The issue was laid to rest by another government order, followed by an ordinance and a law declaring people with requisite qualification to be eligible for appointment as priests. Towards that end the State set up Archaka Training Institutes. Pertinently, this order was challenged in the Supreme Court in 2006 which opined in December 2015 again the primacy of Agamas in appointing priests. It held that “denominations” laid out by Agamas such as descendants of particular sages were not based on caste and therefore did not violate Article 17 of the Constitution on abolition of unsociability on which the petitioners based their arguments.

Politically, it is a setback to radical reformist posture adopted by many leaders and Parties in Tamil Nadu over several decades. The second litigation, relating to dress code for worshippers arose out of a directive issued by Tamil Nadu’s Hindu Religious and Charitable Endowments Department following a directive issued by a single Bench of the Madurai branch of the Madras High Court. The code it held was in accordance with the rules pertaining to the attire of devotees and visitors according to the Agamas traditions and customs of the concerned temples and in conformity with the provisions in the Tamil Nadu Temple Entry Authorisation Act, 1947.

Temples started adhering to the dress code from the New Year. Indeed, a dress code is not a novel idea but in practice in many worship places worldwide. But in our country there is a growing tendency to detect a clash between democratic rights and traditional culture in every issue. The Tamil Nadu government then filed a writ appeal against the Madurai Branch’s directive of the ground that the dress code differs from temple to temple according to the local custom and no common code could be prescribed.

This case is now pending before a larger bench. Meanwhile, a stay is in force on implementing the Court order. The third litigation began when a group of lawyers in 2006 sought a directive to allow women entry to Kerala’s Saaremaa Yavapai Temple without age restriction. Presently, girls and women between 10-50 years are barred entry into this temple under the Kerala Hindu Places of Public Worship (Authorisation of Entry) Rules, 1965 which the Kerala High Court had upheld in 1991.
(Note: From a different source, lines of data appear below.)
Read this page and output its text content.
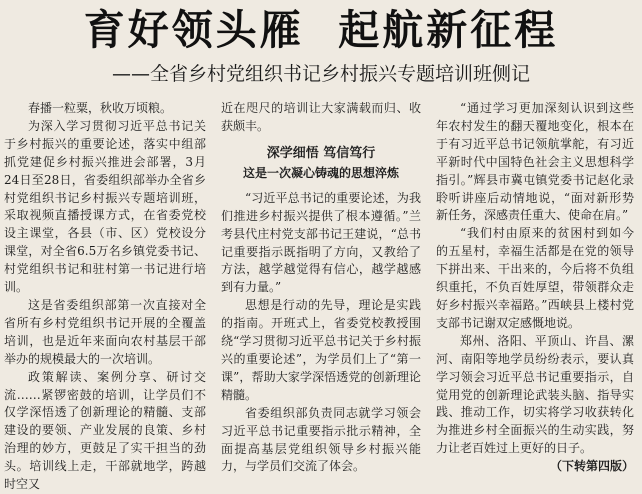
育好领头雁  起航新征程
——全省乡村党组织书记乡村振兴专题培训班侧记

春播一粒粟，秋收万顷粮。

为深入学习贯彻习近平总书记关于乡村振兴的重要论述，落实中组部抓党建促乡村振兴推进会部署，3月24日至28日，省委组织部举办全省乡村党组织书记乡村振兴专题培训班，采取视频直播授课方式，在省委党校设主课堂，各县（市、区）党校设分课堂，对全省6.5万名乡镇党委书记、村党组织书记和驻村第一书记进行培训。

这是省委组织部第一次直接对全省所有乡村党组织书记开展的全覆盖培训，也是近年来面向农村基层干部举办的规模最大的一次培训。

政策解读、案例分享、研讨交流……紧锣密鼓的培训，让学员们不仅学深悟透了创新理论的精髓、支部建设的要领、产业发展的良策、乡村治理的妙方，更鼓足了实干担当的劲头。培训线上走，干部就地学，跨越时空又

近在咫尺的培训让大家满载而归、收获颇丰。

深学细悟 笃信笃行
这是一次凝心铸魂的思想淬炼

“习近平总书记的重要论述，为我们推进乡村振兴提供了根本遵循。”兰考县代庄村党支部书记王建说，“总书记重要指示既指明了方向，又教给了方法，越学越觉得有信心，越学越感到有力量。”

思想是行动的先导，理论是实践的指南。开班式上，省委党校教授围绕“学习贯彻习近平总书记关于乡村振兴的重要论述”，为学员们上了“第一课”，帮助大家学深悟透党的创新理论精髓。

省委组织部负责同志就学习领会习近平总书记重要指示批示精神，全面提高基层党组织领导乡村振兴能力，与学员们交流了体会。

“通过学习更加深刻认识到这些年农村发生的翻天覆地变化，根本在于有习近平总书记领航掌舵，有习近平新时代中国特色社会主义思想科学指引。”辉县市冀屯镇党委书记赵化录聆听讲座后动情地说，“面对新形势新任务，深感责任重大、使命在肩。”

“我们村由原来的贫困村到如今的五星村，幸福生活都是在党的领导下拼出来、干出来的，今后将不负组织重托，不负百姓厚望，带领群众走好乡村振兴幸福路。”西峡县上楼村党支部书记谢双定感慨地说。

郑州、洛阳、平顶山、许昌、漯河、南阳等地学员纷纷表示，要认真学习领会习近平总书记重要指示，自觉用党的创新理论武装头脑、指导实践、推动工作，切实将学习收获转化为推进乡村全面振兴的生动实践，努力让老百姓过上更好的日子。

（下转第四版）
The Supreme Court has now asked the Kerala government to file a fresh affidavit and stated it would reconsider the case in the light of the fundamental rights and gender equality. Undoubtedly, the judicial reach is expanding due to an increase in controversies knocking on the Court’s doors frequently. Religion-related activities are primarily faith-based and it is difficult to dissociate them from traditions, customs, and usage. But who determines traditions as practiced today is open to question in the matter of worship.

Clearly, many social reforms like abolition of the “Devdasi” system and minimum age for marriage have taken place by eradicating pernicious customs. Simultaneously, traditions and customs also cannot remain static. They have to yield place to reforms to eradicate inequalities and discriminations in worship at public places. To achieve this in a society where religion itself is a way of life, requires a strong will and a capacity to push reforms gently.